Divinópolis,
que é polo confeccionista, já tá com a moda de inverno. BH, que é uma
indecisão, nunca me permite saber se chove ou faz sol; só que meio dia é a hora
que, com chuva ou sol, faz muito calor. Preciso me organizar na cidade que moro
agora, marcar meus médicos lá, comprar roupa lá, cortar cabelo lá, reparar os
detalhes do comportamento das pessoas lá.
Fui
subindo a 1 de Junho, pensando no aniversário da cidade que dá nome a rua, olhando
as vitrines com as roupas de frio que tem um lugar reservado no meu coração,
querendo que fosse necessário usar aquelas roupas quentes, o que no momento
parecia algo absurdo, impensável... Encontrei a Tia Glorinha ali, quase
chegando na catedral, dei o braço a ela e seguimos até o prédio.
Entrei
e tomei café de vó feito por tia e saboreei as histórias da vida que não
presenciei; que ficara. A foto do Padre Libério na folhinha de 2015 fez eu
perceber que é, já estamos em 2015, e render uma história que sem freios chegam
na Vó Carmélia, que é minha bisavó, e no vovô que é meu avô.
“Seu
vô, naquela paciência, arriava a égua e ia lá em Ermida buscar umas balas pros
meninos. Dona Carmélia, naquela bondade, acendia o fogão de lenha e nós ficava
sentados no rabo do fogão.”
Sei
que minha bisavó, nessa ocasião, gostava de contar histórias de mula sem cabeça
e xingava os meninos que não acreditassem. Queria ter escutando uma dessas
histórias. Eu teria gostado, minha mãe diz.
Do
vovô eu lembro, tomando café e fumando o cigarro de palha. Ou tentando fazer
com que a égua me obedecesse. Nunca conseguimos.
Foi
na missa do Crisma, tia?
Nada.
É demorada ne? Os meninos falaram pra eu deixar e ir na missa a noite. Lava-pés.
As
palavras simples, na boca de uma mulher que se define pelo amar, ficam tão
doces e puras. Mulher elegante que não sai de casa sem um batom, mas que
prefere mesmo é a caridade. Dona, tia, vó Glorinha... Poderia ficar muito ainda
conversando sobre as histórias que contribuíram pra formar a história que tenho
hoje. Apreciando a delicadeza dos contos, dos causos, das percepções, das
saudades, das mudanças. Sem preguiça,
sem cansaço, sem sono. Mesmo tendo sido acordada cedo, no dia, com o barulho
escandaloso dos meus sobrinhos brincando na sala.
Abri
os olhos com a tradicional revolta de ser acordada cedo num dia de folga, mas
lembrei o quanto estava com saudades daqueles pequenos. Fiquei um tempo deitada
ainda escutando como a conversa se daria, analisando o comportamento que seguia
sem interferências da ‘gente grande’, a forma como interagiam. Aí, a sonolência
foi dando lugar ao amor que transbordava e finalmente levantei pra receber, de
bom dia, abraços fortes e empolgados.
Minha
tia as vezes fala que acha que Deus já tá quase chamando ela. Os meus sobrinhos
brigam por que querem os mesmos brinquedos. Eu estou no meio. Tentando adquirir
paciência e aprender com as duas extremidades da vida. Escutar, brincar, rezar.

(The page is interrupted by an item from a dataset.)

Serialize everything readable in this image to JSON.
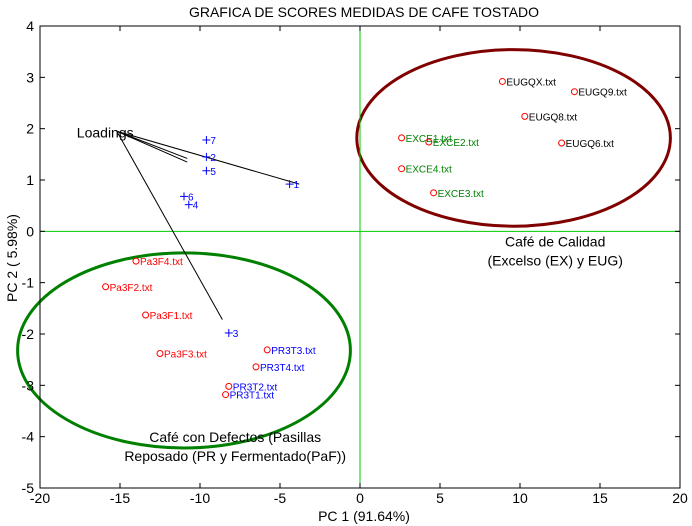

Levar a sinceridade das crianças e poder contar os causos saudosos, quando for
mais velha. Eu estou no meio. Me
permitindo alguns minutinhos da semana pra passar esmalte vermelho, sem saber
qual roupa usar no próximo fim-de-semana. Conversando com pessoas que falam que
eu posso me tornar doutora, um dia – pessoas em quem eu acredito. Sofrendo calada com o ciúme que sinto dos meus amigos e com a saudade dos que eu não posso ter
comigo. Lembrando daquele moço pra quem eu dei um doce, generosamente. Moço que
já me causou arrepios e hoje não sei onde está.
Nunca
tinha parado pra escutar rádio em BH e fiz isso dentro do carro. Tocou música
boa, mas não tinha espaço pra abrir os braços. Mudava de estação e o tempo ia
passando. Agora eu já sei quando estou chegando na Raul Soares e daqui a pouco
tenho vinte anos. Quem diria que na universidade preferiria, inicialmente, a
teoria da linguística? Mas largo literatura não. O tempo vai passando. Já foi
Semana Santa de novo e, é moço, foi sexta-feira da Paixão, da paixão,
e você sabe bem o que isso sempre significará. Significará que na lua está o
coelho e que o coelho trará o chocolate do nosso domingo.
É sexta-feira da Paixão e não tem comunhão.